# DWA snakes in RUBs



## Cleopatra the Royal (Nov 29, 2008)

Hi,

I've seen numerous DWA snakes kept in RUBs recently - what are the laws surrounding this - that the RUB has to be in a locked vivarium? And thus are you able to have racks like systems in your DWA rooms?

Thanks,
Harry


----------



## slippery42 (Mar 23, 2008)

Cleopatra the Royal said:


> Hi,
> 
> I've seen numerous DWA snakes kept in RUBs recently - what are the laws surrounding this - that the RUB has to be in a locked vivarium? And thus are you able to have racks like systems in your DWA rooms?
> 
> ...


It probably has more to do on local views on what is acceptable.

I use RUBs for most of my younger animals.

Racked up just like people do with Royals etc


----------



## Moshpitviper (Oct 21, 2005)

Both my monocled cobras are in 50l RUB's. doesnt seem to be a problem


----------



## London-reps (Sep 10, 2011)

Moshpitviper said:


> Both my monocled cobras are in 50l RUB's. doesnt seem to be a problem


are they locked in some way?


----------



## Athravan (Dec 28, 2006)

They would be required to be in a locked unit/cabinet for my local council - it will vary from county to county though what they consider acceptable.


----------



## London-reps (Sep 10, 2011)

Athravan said:


> They would be required to be in a locked unit/cabinet for my local council - it will vary from county to county though what they consider acceptable.


from what i know, the man who issues the license in my area, you have to have them locked inside there vivs, behind a separate glass door or window, then have the actual room secured with locks and alarms.


----------



## BenjaminBoaz (Jan 6, 2006)

London-reps said:


> from what i know, the man who issues the license in my area, you have to have them locked inside there vivs, behind a separate glass door or window, then have the actual room secured with locks and alarms.


Double lock and key is what ive always been lead to believe.
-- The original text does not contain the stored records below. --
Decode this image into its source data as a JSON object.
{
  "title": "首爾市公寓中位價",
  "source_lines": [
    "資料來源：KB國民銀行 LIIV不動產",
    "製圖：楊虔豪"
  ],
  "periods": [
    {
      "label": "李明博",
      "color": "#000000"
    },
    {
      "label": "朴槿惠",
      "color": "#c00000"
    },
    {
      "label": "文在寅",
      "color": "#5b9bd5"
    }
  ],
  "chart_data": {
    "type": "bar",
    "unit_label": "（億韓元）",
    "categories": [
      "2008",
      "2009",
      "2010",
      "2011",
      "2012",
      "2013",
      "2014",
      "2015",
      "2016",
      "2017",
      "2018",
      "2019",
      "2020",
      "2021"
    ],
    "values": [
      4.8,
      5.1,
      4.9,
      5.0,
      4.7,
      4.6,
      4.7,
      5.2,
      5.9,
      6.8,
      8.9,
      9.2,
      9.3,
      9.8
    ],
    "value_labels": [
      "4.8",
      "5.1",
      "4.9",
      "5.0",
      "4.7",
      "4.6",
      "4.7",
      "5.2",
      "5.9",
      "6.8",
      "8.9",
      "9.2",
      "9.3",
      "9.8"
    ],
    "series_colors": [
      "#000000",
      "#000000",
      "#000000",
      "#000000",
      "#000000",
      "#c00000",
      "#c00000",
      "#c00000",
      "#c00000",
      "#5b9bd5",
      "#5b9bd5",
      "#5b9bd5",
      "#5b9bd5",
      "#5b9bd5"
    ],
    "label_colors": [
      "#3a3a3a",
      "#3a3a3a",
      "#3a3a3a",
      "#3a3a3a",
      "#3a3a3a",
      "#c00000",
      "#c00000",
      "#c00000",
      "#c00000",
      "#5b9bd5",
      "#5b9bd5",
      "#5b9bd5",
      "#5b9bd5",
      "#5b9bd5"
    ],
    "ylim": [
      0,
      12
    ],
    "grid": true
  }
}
Ie a locked enclosure in a locked room. 
Although the bale arms do Lock the lid in one sense on a RUB and entrance to the room would have to by a key holder, so some councils may be ok with it. I would have thought racks could have clear doors put on the front of the whole unit like a see in wardrobe, which could be locked, just an idea?


----------



## Eunectes-Murinus (Aug 16, 2011)

I've had friends who have kept hatch-ling mambas in RUBS but they were locked away in vivariums.


----------



## AJ76 (May 24, 2011)

London-reps said:


> are they locked in some way?


Yes they are locked away in a 4ft viv behind a double entry, double lock system.


----------



## 123dragon (Jan 15, 2011)

animalstory said:


> Double lock and key is what ive always been lead to believe. Ie a locked enclosure in a locked room.
> Although the bale arms do Lock the lid in one sense on a RUB and entrance to the room would have to by a key holder, so some councils may be ok with it. I would have thought racks could have clear doors put on the front of the whole unit like a see in wardrobe, which could be locked, just an idea?


could be a product idea for a rack company, 
compleatly lockable unit with rub type tubs inside 
might work out


----------



## giant snail (Oct 25, 2009)

i know someone who has an exotic shop and has LOTS of DWA breeders in rubs some fairly large ( 5-7ft) in rubs nothing locked up etc


----------



## Moshpitviper (Oct 21, 2005)

London-reps said:


> are they locked in some way?


God yes! :lol2:

they, like all my venomous, are inside a 4x2x2 with double toughened glass.


----------



## CheloniaDude (Oct 3, 2011)

I think these should be good for DWAs

http://www.pro-racks.com/venomous.html


----------